The Virginia School Board Association has designated November as “Take Your Legislator to School” month in an effort to promote a closer relationship between public education and the state legislature.
“If folks don’t take the time to come see what we do, they fill in the blanks,” with something negative FCPS superintendent Marci Catlett said.
State Delegate-elect Joshua Cole and Senator-elect Tara Durant, legislative aides from the offices of Virginia Senators Mark Warner and Tim Kaine, and Fredericksburg School Board members visited each of the division’s four schools, along with the preschool and alternative education programs.
Catlett and deputy superintendent Matt Eberhardt credited both Cole and Durant for helping the school division acquire funding in recent years to expand its capacity and programs.
Cole helped acquire $500,000 to expand James Monroe High School’s cosmetology program, doubling its capacity from 14 to 30 students, and boost the certified nurse assistant program.
Catlett said improving and expanding career and technical education offerings will be the main focus for the division.
“Our next major goal is getting our CTE program to what our students deserve. That will be our next cheerleading effort,” she said. “First, we had to address overcrowding and our instructional programs.”
Durant was instrumental in helping the division address overcrowding, Eberhardt said.

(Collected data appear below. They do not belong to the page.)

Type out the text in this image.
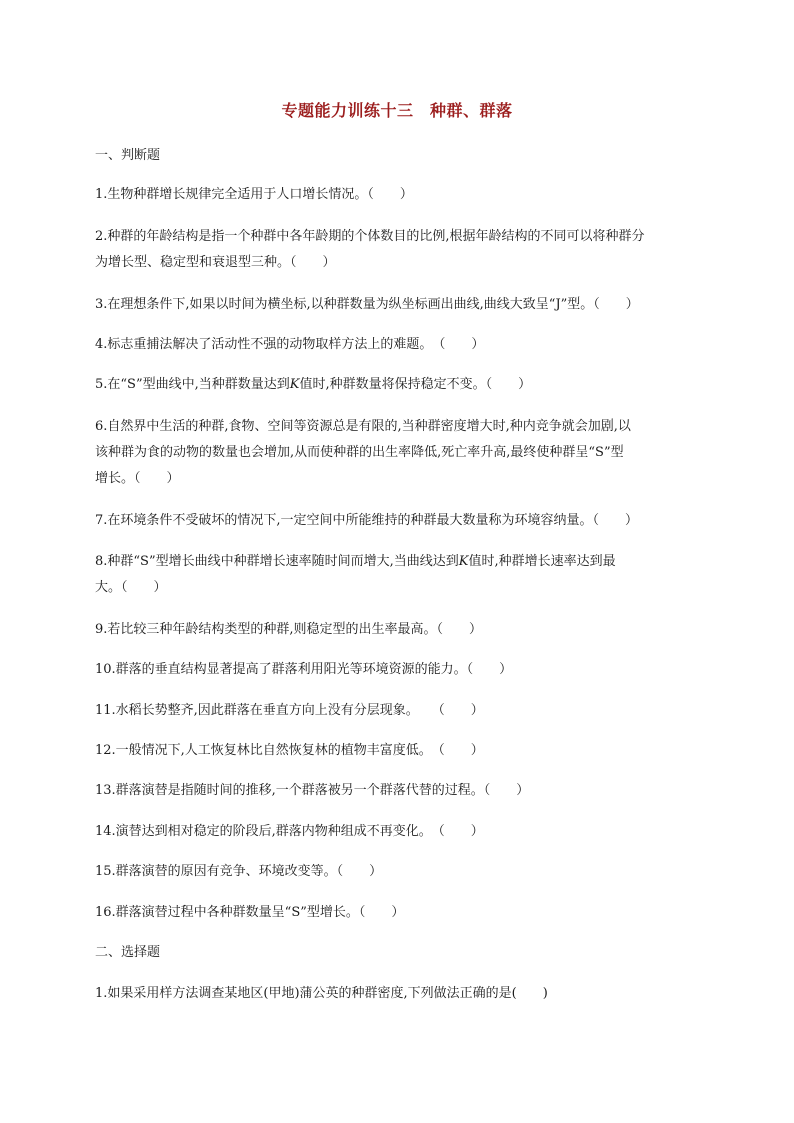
专题能力训练十三　种群、群落
一、判断题
1.生物种群增长规律完全适用于人口增长情况。（　　）
2.种群的年龄结构是指一个种群中各年龄期的个体数目的比例,根据年龄结构的不同可以将种群分
为增长型、稳定型和衰退型三种。（　　）
3.在理想条件下,如果以时间为横坐标,以种群数量为纵坐标画出曲线,曲线大致呈“J”型。（　　）
4.标志重捕法解决了活动性不强的动物取样方法上的难题。　（　　）
5.在“S”型曲线中,当种群数量达到K值时,种群数量将保持稳定不变。（　　）
6.自然界中生活的种群,食物、空间等资源总是有限的,当种群密度增大时,种内竞争就会加剧,以
该种群为食的动物的数量也会增加,从而使种群的出生率降低,死亡率升高,最终使种群呈“S”型
增长。（　　）
7.在环境条件不受破坏的情况下,一定空间中所能维持的种群最大数量称为环境容纳量。（　　）
8.种群“S”型增长曲线中种群增长速率随时间而增大,当曲线达到K值时,种群增长速率达到最
大。（　　）
9.若比较三种年龄结构类型的种群,则稳定型的出生率最高。（　　）
10.群落的垂直结构显著提高了群落利用阳光等环境资源的能力。（　　）
11.水稻长势整齐,因此群落在垂直方向上没有分层现象。　　（　　）
12.一般情况下,人工恢复林比自然恢复林的植物丰富度低。　（　　）
13.群落演替是指随时间的推移,一个群落被另一个群落代替的过程。（　　）
14.演替达到相对稳定的阶段后,群落内物种组成不再变化。　（　　）
15.群落演替的原因有竞争、环境改变等。（　　）
16.群落演替过程中各种群数量呈“S”型增长。（　　）
二、选择题
1.如果采用样方法调查某地区(甲地)蒲公英的种群密度,下列做法正确的是(　　)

She helped apply for money from the state’s new school construction grant fund to offset some of the cost of the new middle school being built in the Idlewild neighborhood.
FCPS received some $7 million through that effort.
“We could not have done this without Del. Durant,” Eberhardt said.
The group also visited the site of the new middle school. Eberhardt said construction is about two weeks ahead of schedule and is expected to be two months ahead of schedule “very soon.”
It is also coming in under the $77 million budgeted for it, he said.
The new school, which will retain the name “Walker-Grant Middle School,” will have capacity for 1,100 students and will allow the division to renovate the current Walker-Grant Middle School building into a third elementary school, thereby alleviating crowding at Hugh Mercer and Lafayette elementary schools.
Both the new Walker-Grant Middle and the as-yet-unnamed new elementary school are projected to open in August 2025.